If you are still running jessie you probably noticed that the jessie-updates and jessie-backports suites have been removed from mirrors, because you got those error messages:
W: Failed to fetch http://ftp.debian.org/debian/dists/jessie-updates/main/binary-amd64/Packages 404 Not Found [IP: 220.127.116.11 80]
W: Failed to fetch http://ftp.debian.org/debian/dists/jessie-backports/main/binary-amd64/Packages 404 Not Found [IP: 18.104.22.168 80]
I was not involved in that decision (which was made by the FTP masters team), but since there is some confusion around it, I will try to give my understanding of the resulting issues.
The typical /etc/apt/sources.list file for a jessie system with backports enabled is:
deb http://ftp.debian.org/debian jessie main
deb-src http://ftp.debian.org/debian jessie main
deb http://security.debian.org/debian-security jessie/updates main
deb-src http://security.debian.org/debian-security jessie/updates main
deb http://ftp.debian.org/debian jessie-updates main
deb-src http://ftp.debian.org/debian jessie-updates main
deb http://ftp.debian.org/debian/ jessie-backports main contrib non-free
deb-src http://ftp.debian.org/debian/ jessie-backports main contrib non-free
Debian packages are distributed using suites (which can be understood as channels). The global picture looks like this:
(This is slide 42 of the Debian Packaging Tutorial.)
deb http://deb.debian.org/debian jessie main is the easy one. It contains the bulk of packages. It is initialized by copying the content of the
testing suite when a new stable release happens, approximately every two years. It is then updated from
stable-new (an internal suite) when stable point releases happen (see below).
deb http://security.debian.org/debian-security jessie/updates main is the
security suite in the figure above. It is used by the Debian security team to provide security updates. They are announced on the debian-security-announce mailing list.
deb http://ftp.debian.org/debian jessie-updates main (
stable-updates above) is a suite used to distribute important updates that are unrelated to security, and that cannot wait the next stable point release. They are announced on the debian-stable-announce mailing list. Interestingly, a large proportion of those updates are related to changes to daylight-saving-time rules that are sometimes made very late by some countries.
stable point releases happen every few months (see for example the Debian 8.11 stable point release). They consist in updating the
stable suite by copying important updates that were submitted to
stable-proposed-updates. Security updates are also included.

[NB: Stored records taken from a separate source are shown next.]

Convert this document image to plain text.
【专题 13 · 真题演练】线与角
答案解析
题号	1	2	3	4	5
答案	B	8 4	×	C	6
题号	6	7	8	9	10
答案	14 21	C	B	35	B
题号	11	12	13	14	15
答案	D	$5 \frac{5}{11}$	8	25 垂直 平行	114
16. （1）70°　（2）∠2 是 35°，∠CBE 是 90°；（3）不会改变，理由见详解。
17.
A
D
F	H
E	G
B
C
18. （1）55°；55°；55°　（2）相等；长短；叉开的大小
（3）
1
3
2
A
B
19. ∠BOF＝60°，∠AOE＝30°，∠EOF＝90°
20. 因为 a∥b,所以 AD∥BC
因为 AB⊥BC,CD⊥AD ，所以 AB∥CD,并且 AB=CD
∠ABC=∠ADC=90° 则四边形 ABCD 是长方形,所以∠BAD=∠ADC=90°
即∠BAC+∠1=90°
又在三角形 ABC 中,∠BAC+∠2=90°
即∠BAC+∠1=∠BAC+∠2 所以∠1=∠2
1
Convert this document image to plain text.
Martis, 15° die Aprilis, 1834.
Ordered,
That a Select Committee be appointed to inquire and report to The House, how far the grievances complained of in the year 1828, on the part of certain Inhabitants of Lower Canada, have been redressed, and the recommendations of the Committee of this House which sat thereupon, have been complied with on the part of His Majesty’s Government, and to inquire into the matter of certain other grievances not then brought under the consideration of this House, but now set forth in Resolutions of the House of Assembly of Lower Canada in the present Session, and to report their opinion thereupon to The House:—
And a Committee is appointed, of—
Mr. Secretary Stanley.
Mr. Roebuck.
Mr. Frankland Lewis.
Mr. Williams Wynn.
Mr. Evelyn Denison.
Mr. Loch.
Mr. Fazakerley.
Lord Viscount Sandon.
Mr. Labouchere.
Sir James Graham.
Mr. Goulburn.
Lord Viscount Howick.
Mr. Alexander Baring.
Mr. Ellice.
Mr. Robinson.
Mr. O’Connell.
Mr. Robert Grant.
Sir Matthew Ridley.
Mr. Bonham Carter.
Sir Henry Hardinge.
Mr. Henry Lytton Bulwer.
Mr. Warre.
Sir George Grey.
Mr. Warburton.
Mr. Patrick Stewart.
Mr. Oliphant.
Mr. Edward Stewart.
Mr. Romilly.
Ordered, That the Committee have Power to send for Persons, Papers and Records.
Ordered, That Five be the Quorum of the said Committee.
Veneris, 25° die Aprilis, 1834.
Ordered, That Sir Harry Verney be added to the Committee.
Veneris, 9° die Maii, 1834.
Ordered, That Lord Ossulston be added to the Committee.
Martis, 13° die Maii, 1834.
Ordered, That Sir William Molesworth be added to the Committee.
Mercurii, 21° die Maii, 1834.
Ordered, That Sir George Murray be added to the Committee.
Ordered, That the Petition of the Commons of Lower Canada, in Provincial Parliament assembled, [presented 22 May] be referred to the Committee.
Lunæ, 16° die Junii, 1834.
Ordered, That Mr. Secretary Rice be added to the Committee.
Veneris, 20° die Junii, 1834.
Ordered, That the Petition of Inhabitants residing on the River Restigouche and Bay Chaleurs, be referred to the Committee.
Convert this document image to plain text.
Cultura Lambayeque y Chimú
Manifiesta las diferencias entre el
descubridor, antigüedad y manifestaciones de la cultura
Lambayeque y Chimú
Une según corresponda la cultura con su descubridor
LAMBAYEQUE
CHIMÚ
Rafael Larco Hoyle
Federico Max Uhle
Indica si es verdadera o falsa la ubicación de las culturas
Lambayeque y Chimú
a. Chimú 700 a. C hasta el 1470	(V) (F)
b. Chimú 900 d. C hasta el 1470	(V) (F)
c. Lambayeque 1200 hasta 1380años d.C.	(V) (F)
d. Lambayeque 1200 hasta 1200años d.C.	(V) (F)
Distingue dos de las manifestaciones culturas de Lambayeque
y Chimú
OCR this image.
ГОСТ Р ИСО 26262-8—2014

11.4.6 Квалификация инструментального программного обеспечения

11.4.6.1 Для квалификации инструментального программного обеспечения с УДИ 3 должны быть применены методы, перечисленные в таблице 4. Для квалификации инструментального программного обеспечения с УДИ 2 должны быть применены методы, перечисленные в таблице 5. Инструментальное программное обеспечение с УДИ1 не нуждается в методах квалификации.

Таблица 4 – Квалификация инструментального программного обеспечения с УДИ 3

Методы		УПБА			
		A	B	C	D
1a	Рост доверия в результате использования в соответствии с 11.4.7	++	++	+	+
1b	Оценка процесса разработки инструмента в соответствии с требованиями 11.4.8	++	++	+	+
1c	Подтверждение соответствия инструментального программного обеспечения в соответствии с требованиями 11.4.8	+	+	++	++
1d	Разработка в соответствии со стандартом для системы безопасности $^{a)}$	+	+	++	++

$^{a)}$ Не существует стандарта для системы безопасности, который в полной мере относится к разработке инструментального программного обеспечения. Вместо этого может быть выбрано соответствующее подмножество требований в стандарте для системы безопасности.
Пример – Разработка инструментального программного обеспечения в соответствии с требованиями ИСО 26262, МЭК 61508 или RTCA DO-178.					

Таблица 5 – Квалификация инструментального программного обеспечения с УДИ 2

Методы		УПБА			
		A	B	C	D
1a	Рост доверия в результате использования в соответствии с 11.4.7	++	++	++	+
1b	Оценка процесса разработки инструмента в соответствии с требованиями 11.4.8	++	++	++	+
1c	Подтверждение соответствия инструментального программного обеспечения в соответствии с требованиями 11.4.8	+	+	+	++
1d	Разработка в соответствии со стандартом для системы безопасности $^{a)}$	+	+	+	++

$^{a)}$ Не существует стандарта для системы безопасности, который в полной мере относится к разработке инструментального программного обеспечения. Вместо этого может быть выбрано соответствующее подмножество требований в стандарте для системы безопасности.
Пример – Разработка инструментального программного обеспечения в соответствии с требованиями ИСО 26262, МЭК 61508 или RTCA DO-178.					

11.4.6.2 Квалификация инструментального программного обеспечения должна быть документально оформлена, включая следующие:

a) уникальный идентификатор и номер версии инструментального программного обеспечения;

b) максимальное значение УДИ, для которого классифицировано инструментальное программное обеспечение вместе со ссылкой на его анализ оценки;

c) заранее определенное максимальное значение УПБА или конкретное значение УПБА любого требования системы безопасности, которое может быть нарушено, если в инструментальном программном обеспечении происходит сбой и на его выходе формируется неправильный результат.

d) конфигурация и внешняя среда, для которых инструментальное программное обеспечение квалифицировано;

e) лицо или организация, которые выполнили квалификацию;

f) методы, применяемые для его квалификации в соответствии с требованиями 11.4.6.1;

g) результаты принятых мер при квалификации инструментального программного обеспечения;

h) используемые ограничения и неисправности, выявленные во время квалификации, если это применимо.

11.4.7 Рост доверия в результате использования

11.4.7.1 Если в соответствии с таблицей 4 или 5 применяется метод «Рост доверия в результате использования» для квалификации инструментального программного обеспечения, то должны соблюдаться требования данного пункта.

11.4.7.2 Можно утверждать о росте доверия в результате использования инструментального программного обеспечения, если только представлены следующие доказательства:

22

backports follow an entirely different path. They are new versions of packages, based on the version currently in the
testing suite. See the backports team website.
So, what happened?
In June 2018…
Debian 8.11 (in June 2018) was the final update for Debian 8. As stated in its announcement:
After this point release, Debian's Security and Release Teams will no
longer be producing updates for Debian 8. Users wishing to continue to
receive security support should upgrade to Debian 9, or see
https://wiki.debian.org/LTS for details about the subset of
architectures and packages covered by the Long Term Support project.
In other words:
jessie-updates won’t receive any update. The only updates will be through the security suite, by the Debian Long Term Support project.
At about the same time (I think – I could not find an announcement — Update: announcement), the maintenance of backports for jessie was also stopped. Which makes sense, because the backports team provides backports for the current release, and stretch was released in June 2017.
In March 2019…
The FTP masters team decided to remove the jessie-updates and jessie-backports suite from the mirrors. This was announced on debian-devel-announce, resulting in the errors quoted above.
How to solve this?
jessie-updates suite, you can simply remove it from your
/etc/apt/sources.list. It is useless, because all packages that were in
jessie-updates were merged into
jessie when Debian 8.11 was released.
jessie-backports suite was archived on archive.debian.org, so you can use:
deb http://archive.debian.org/debian/ jessie-backports main contrib non-free
deb-src http://archive.debian.org/debian/ jessie-backports main contrib non-free
But then you will run into another issue:
E: Release file for http://archive.debian.org/debian/dists/jessie-backports/InRelease is expired (invalid since 36d 1h 9min 51s). Updates for this repository will not be applied.
Unfortunately, with the APT version in jessie, this cannot be ignored on a per source basis (it can with the APT version from stretch, using the
deb [check-valid-until=no] ... syntax). So you need to disable this check globally, using:
echo 'Acquire::Check-Valid-Until no;' > /etc/apt/apt.conf.d/99no-check-valid-until
apt-get update just works.
(There are some discussions about resurrecting the
jessie-updates suite to avoid the above errors, but it is probably getting less and less useful as time passes.)